Полипозный риносинусит и бронхиальная астма: взаимосвязь и лечение

Б. А. Черняк, И. И. Воржева

Несмотря на очевидные достижения последнего десятилетия в области фармакотерапии бронхиальной астмы (БА), врачи нередко сталкиваются с пациентами, у которых казалось бы оптимальное лечение, соответствующее современным рекомендациям, не приводит к желаемым результатам: сохраняются симптомы заболевания, потребность в короткодействующих бета-агонистах (КДБА), сниженная толерантность к физической нагрузке и, как результат, — низкое качество жизни.

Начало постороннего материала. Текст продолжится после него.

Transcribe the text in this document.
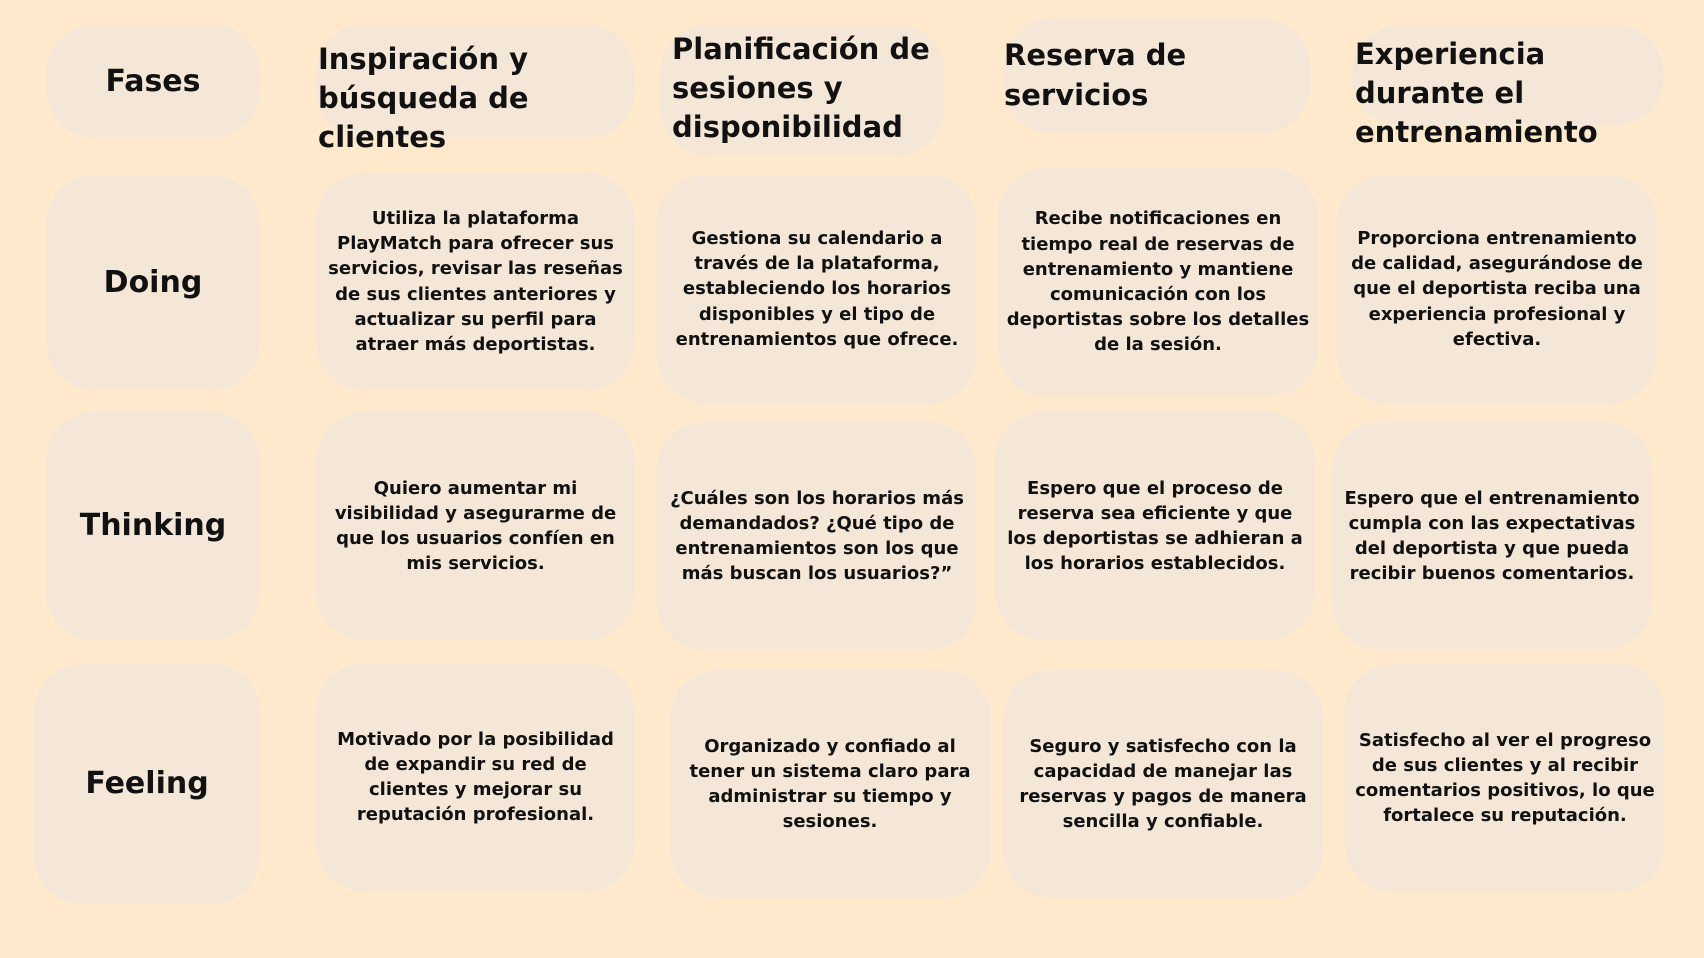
Fases
Inspiración y búsqueda de clientes
Planificación de sesiones y disponibilidad
Reserva de servicios
Experiencia durante el entrenamiento
Doing
Utiliza la plataforma PlayMatch para ofrecer sus servicios, revisar las reseñas de sus clientes anteriores y actualizar su perfil para atraer más deportistas.
Gestiona su calendario a través de la plataforma, estableciendo los horarios disponibles y el tipo de entrenamientos que ofrece.
Recibe notificaciones en tiempo real de reservas de entrenamiento y mantiene comunicación con los deportistas sobre los detalles de la sesión.
Proporciona entrenamiento de calidad, asegurándose de que el deportista reciba una experiencia profesional y efectiva.
Thinking
Quiero aumentar mi visibilidad y asegurarme de que los usuarios confíen en mis servicios.
¿Cuáles son los horarios más demandados? ¿Qué tipo de entrenamientos son los que más buscan los usuarios?”
Espero que el proceso de reserva sea eficiente y que los deportistas se adhieran a los horarios establecidos.
Espero que el entrenamiento cumpla con las expectativas del deportista y que pueda recibir buenos comentarios.
Feeling
Motivado por la posibilidad de expandir su red de clientes y mejorar su reputación profesional.
Organizado y confiado al tener un sistema claro para administrar su tiempo y sesiones.
Seguro y satisfecho con la capacidad de manejar las reservas y pagos de manera sencilla y confiable.
Satisfecho al ver el progreso de sus clientes y al recibir comentarios positivos, lo que fortalece su reputación.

Помимо возможных дефектов фармакотерапии одной из важных причин недостаточной эффективности лечения БА является коморбидная патология и, в частности, сопутствующие заболевания верхних дыхательных путей: аллергический ринит (АР), синусит и полипозный риносинусит (ПРС) [1, 2, 3].

Взаимосвязи АР и БА в последнее десятилетие уделяется очень большое внимание. Достаточно сказать, что экспертами ВОЗ разработана программа ARIA (Аллергический ринит и его влияние на бронхиальную астму) [1], всесторонне освещающая эту проблему, в том числе и вопросы эффективного лечения АР, сочетающегося с БА. Крупное отечественное многоцентровое эпидемиологическое исследование НАБАТ (НАциональное исследование Бронхиальной Астмы Тяжелого течения) подтвердило, что АР оказывает неблагоприятное влияние на течение в том числе и тяжелой БА [4]. Наконец, следует привести данные Crystal-Peters J. et al. [5], показавших на материале более четырех с половиной тысяч больных, что терапия АР сокращает почти в три раза частоту обострений БА.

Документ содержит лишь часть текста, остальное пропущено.